Embora os meios de comunicação procurem evitar a todo custo, é sumamente necessário pensar sobre estas coisas. As criancinhas precisam que seus pais se inteirem do porquê de girarem as notícias na imprensa em torno de brutamontes semianalfabetos e completamente ignorantes de sociabilidade considerando-os “famosos” e “celebridades”, ou em torno de bundas, doutores bumbuns, langerries, enfim, em torno de baixarias. Por trás disto estão as Forças Ocultas representadas por infinita papagaiada de microfone empenhada em fazer crer que brincadeiras são mais importantes que assuntos do tipo dos assuntos tratados aqui, embora de forma risível para os intelectuais que escrevem calhamaços enfadonhos versando sobre o que é, mas sem uma palavra sequer sobre o porquê de ser assim e muito menos sobre como deve ser. O último desperdício de meu pouco dinheiro com estas inutilidades foi a compra do livro A Elite do Atraso do intelectualíssimo Jessé de Souza. O atraso é notório. Se os intelectuais estivessem realmente interessados num tipo de vida menos estúpida deveriam se ocupar em buscar o porquê de tamanho atraso humano capaz de justificar a existência dos morticínios comuns na história da vida dos homens, inclusive em nome da figura imaginária de Deus. Mas, não. Gastam sua intelectualidade mostrando o que está à vista de todos. Pior ainda são os intelectuais que dizem ser esta a melhor forma de se viver, quando é palpável a realidade de ser esta fase histórica conhecida por Contemporânea tão insustentável quanto as duas que a precederam e cuja insustentabilidade as levou a sucumbir por se fundamentaram na existência de exploradores e explorados como acontece agora na mesma intensidade e de forma ainda mais desumana. Mais desumana ainda porque de tal modo disfarçada que os explorados agradecem a Deus quando conseguem um emprego que os explore até restar um caco choroso no corredor do hospital.

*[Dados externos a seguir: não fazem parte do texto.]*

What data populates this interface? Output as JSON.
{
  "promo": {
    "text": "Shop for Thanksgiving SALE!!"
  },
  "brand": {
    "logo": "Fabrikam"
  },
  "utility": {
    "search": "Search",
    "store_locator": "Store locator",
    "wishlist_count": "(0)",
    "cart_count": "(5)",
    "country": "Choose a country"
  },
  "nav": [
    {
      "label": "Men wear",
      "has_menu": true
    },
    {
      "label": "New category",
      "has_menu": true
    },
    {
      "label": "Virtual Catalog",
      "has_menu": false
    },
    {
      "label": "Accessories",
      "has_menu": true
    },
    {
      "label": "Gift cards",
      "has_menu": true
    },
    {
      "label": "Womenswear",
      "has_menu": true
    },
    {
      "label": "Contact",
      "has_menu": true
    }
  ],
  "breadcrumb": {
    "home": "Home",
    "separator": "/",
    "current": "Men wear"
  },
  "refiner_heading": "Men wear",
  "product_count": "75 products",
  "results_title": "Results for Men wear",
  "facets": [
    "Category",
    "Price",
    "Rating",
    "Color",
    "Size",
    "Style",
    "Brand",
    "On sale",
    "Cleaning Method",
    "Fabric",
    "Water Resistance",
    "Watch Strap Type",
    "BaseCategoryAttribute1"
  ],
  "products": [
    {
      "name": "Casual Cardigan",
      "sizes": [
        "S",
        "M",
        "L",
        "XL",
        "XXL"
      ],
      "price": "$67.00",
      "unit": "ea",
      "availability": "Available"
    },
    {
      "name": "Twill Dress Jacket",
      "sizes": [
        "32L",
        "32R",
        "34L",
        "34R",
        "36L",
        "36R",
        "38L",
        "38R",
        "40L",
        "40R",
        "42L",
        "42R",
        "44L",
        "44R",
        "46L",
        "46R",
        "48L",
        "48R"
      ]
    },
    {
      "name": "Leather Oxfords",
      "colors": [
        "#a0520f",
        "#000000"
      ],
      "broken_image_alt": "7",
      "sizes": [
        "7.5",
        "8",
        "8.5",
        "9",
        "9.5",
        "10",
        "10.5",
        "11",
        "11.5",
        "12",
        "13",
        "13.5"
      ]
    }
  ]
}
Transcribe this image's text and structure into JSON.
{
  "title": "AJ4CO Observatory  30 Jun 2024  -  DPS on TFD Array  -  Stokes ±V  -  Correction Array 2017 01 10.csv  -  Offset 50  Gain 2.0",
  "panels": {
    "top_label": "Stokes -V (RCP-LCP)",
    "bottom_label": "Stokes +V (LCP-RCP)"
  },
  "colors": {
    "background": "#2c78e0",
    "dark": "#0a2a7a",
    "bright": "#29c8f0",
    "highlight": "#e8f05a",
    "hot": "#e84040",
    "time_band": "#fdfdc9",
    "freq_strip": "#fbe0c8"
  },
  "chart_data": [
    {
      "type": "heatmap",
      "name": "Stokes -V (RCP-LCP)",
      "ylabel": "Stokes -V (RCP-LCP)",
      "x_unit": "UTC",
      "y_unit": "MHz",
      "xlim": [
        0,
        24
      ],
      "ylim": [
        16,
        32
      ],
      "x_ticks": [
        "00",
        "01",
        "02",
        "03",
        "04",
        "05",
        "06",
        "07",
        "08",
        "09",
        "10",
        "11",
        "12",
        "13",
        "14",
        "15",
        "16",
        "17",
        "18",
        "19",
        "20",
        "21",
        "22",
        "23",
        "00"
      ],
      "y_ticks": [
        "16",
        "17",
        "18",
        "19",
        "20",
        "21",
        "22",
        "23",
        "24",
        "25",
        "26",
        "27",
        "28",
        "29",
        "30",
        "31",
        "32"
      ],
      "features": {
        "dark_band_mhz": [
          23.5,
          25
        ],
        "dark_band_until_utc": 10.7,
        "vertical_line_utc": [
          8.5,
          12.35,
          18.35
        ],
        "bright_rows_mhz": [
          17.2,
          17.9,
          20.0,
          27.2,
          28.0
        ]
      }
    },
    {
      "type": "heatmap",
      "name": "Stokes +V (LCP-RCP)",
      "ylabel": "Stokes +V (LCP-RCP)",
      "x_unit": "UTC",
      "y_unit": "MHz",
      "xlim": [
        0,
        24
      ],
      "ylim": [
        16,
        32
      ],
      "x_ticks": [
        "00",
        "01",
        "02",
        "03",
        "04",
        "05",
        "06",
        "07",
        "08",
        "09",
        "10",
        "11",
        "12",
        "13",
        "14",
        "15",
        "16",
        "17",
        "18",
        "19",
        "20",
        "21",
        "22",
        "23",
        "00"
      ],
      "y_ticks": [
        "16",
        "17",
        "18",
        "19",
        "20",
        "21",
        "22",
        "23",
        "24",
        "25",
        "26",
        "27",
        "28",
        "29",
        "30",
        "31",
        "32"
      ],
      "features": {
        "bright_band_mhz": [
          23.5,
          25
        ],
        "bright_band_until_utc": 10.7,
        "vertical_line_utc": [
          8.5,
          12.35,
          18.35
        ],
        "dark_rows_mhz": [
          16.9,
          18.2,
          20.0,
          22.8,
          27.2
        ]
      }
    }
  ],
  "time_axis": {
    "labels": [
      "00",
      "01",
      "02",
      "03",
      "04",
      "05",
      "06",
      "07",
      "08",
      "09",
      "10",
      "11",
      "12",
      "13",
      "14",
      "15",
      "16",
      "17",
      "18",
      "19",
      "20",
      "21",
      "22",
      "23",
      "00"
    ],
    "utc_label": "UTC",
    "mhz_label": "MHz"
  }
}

Embora desde séculos antes de Cristo o imperador Ciro, por meio do Cilindro de Ciro, condenasse o procedimento de exploração de seres humanos por outros seres humanos, tal exploração nunca deixou de existir. Alguma forma menos desinteligente de viver, para o bem das criancinhas que mães ignorantes lançam no mundo, não  deverá jamais deixar de ser procurada. Inté.